Bu durum, talebi karşılama hevesindeki yayıncıların yerli yazarları sahte Mayk Hammer maceraları yazmaya teşvik etmeleri sonucunu doğurur. Nitekim 1950’li ve 1960’lı yıllarda Türkiye’de 250’nin üzerinde sahte Mayk Hammer macerası yayımlanır. Bu süreçte, orijinal maceraların çevirmeni Kemal Tahir’in de Çağlayan Yayınevi’nden dört adet sahte Mayk Hammer romanı çıkarır. ‘Kara Nara’(1955)'da bunlardan biridir.

Polisiye roman türünün en önemli özelliği genelde bir dedektif ya da casusun gerilim ve macera dozu yüksek olayların içinde herkesten önce yer almasıdır. Bu özelliğinin de bir sonucu olarak, okurdan yoğun ilgi gören bu romanların sayıları günden güne artmıştır. Gazete, dergi ve televizyonlarda tanıtımının yapılması, hatta birçoğunun senaryolaştırılması sonucunda okurun yanı sıra izleyici ile de buluşması ve böylece ilginin oluşmasıyla polisiye romanlar en çok satan kitaplar arasına girmiştir. Bu romanların popülariteleri çok yüksek olduğu için uluslararası siyasetteki gelişmeler, teknolojik yenilikler, bilimsel çalışmalar gibi konular bu kitaplarda yoğun olarak ele alınmaktadır. Ayrıca bu romanlar çevrildikleri ülkelerdeki yazarlara da esin kaynağı olmuşlardır. Bazı yazarlar kimi zaman taklit yoluyla kimi zamanda kendi ülke koşullarına uyarlamayla yeni polisiyeler üretmişlerdir.

Kemal Tahir bu yazarlardan biridir. 1848'lerden sonra polisiye romanlarda karmaşık olayların çözümü tamamen dedektiflere bırakılmıştır.
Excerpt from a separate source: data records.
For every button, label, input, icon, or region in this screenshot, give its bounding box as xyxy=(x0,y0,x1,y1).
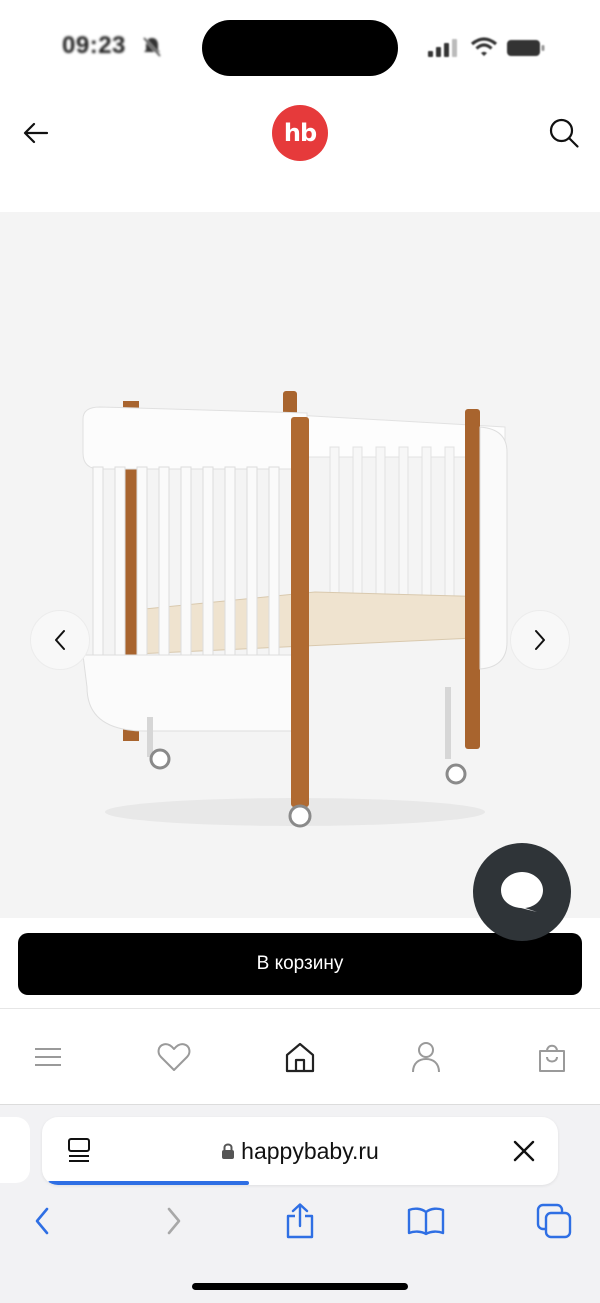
bag-icon xyxy=(539,1044,565,1072)
chat-bubble-icon xyxy=(501,872,543,912)
lock-icon xyxy=(222,1143,235,1159)
browser-forward-button[interactable] xyxy=(154,1201,194,1241)
app-header: hb xyxy=(0,95,600,212)
chat-button[interactable] xyxy=(473,843,571,941)
nav-menu-button[interactable] xyxy=(28,1037,68,1077)
page-load-progress xyxy=(48,1181,250,1185)
browser-chrome: happybaby.ru xyxy=(0,1104,600,1303)
home-icon xyxy=(285,1042,315,1073)
nav-profile-button[interactable] xyxy=(406,1037,446,1077)
profile-icon xyxy=(412,1042,440,1073)
status-bar: 09:23 xyxy=(0,0,600,95)
nav-favorites-button[interactable] xyxy=(154,1037,194,1077)
address-bar[interactable]: happybaby.ru xyxy=(42,1117,558,1185)
silent-bell-icon xyxy=(142,37,162,57)
chevron-left-icon xyxy=(35,1207,49,1235)
gallery-next-button[interactable] xyxy=(510,610,570,670)
search-button[interactable] xyxy=(546,115,582,151)
dynamic-island xyxy=(202,20,398,76)
product-gallery[interactable] xyxy=(0,212,600,918)
bookmarks-button[interactable] xyxy=(406,1201,446,1241)
back-button[interactable] xyxy=(18,115,54,151)
book-icon xyxy=(407,1207,445,1236)
cellular-signal-icon xyxy=(428,39,457,57)
heart-icon xyxy=(157,1043,191,1071)
wifi-icon xyxy=(470,37,498,56)
tabs-icon xyxy=(536,1203,572,1239)
share-icon xyxy=(286,1203,314,1239)
gallery-prev-button[interactable] xyxy=(30,610,90,670)
browser-back-button[interactable] xyxy=(22,1201,62,1241)
nav-cart-button[interactable] xyxy=(532,1037,572,1077)
battery-icon xyxy=(507,40,545,56)
close-icon[interactable] xyxy=(512,1139,536,1163)
status-time: 09:23 xyxy=(62,32,126,59)
menu-icon xyxy=(35,1048,61,1066)
home-indicator xyxy=(192,1283,408,1290)
previous-tab-peek[interactable] xyxy=(0,1117,30,1183)
chevron-right-icon xyxy=(535,630,545,650)
chevron-left-icon xyxy=(55,630,65,650)
search-icon xyxy=(549,118,579,148)
share-button[interactable] xyxy=(280,1201,320,1241)
chevron-right-icon xyxy=(167,1207,181,1235)
nav-home-button[interactable] xyxy=(280,1037,320,1077)
logo-text: hb xyxy=(283,119,317,147)
back-arrow-icon xyxy=(23,122,49,144)
tabs-button[interactable] xyxy=(534,1201,574,1241)
crib-product-image xyxy=(82,391,508,828)
bottom-navigation xyxy=(0,1009,600,1104)
url-text: happybaby.ru xyxy=(241,1137,379,1164)
brand-logo[interactable]: hb xyxy=(272,105,328,161)
add-to-cart-button[interactable]: В корзину xyxy=(18,933,582,995)
url-display: happybaby.ru xyxy=(42,1117,558,1185)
Dedektif, polisin çözemediği sorunları çözer, ipuçlarını yakalar ve üstün zekâsıyla romanın asıl konusunu oluşturan muammayı açıklamaktadır. Bu dedektif, klasik polisiye romanın asıl kahramanıdır.

Kemal Tahir de 1935’ten sonra geçimini sağlamak için F.M. ikinci takma adıyla bu klasik polisiye romanlarını yazmıştır. Mayk Hammer maceralarını seçme nedeni ise Türk halkının da dünyada yoğun ilgi gören polisiye-serüven tarzındaki romanlara olan büyük ilgi göstermesidir. Öyle ki Kemal Tahir’in yazdığı bu Mayk Hammer romanları özgün olanlarından çok daha fazla ilgi görür ve daha fazla satılır.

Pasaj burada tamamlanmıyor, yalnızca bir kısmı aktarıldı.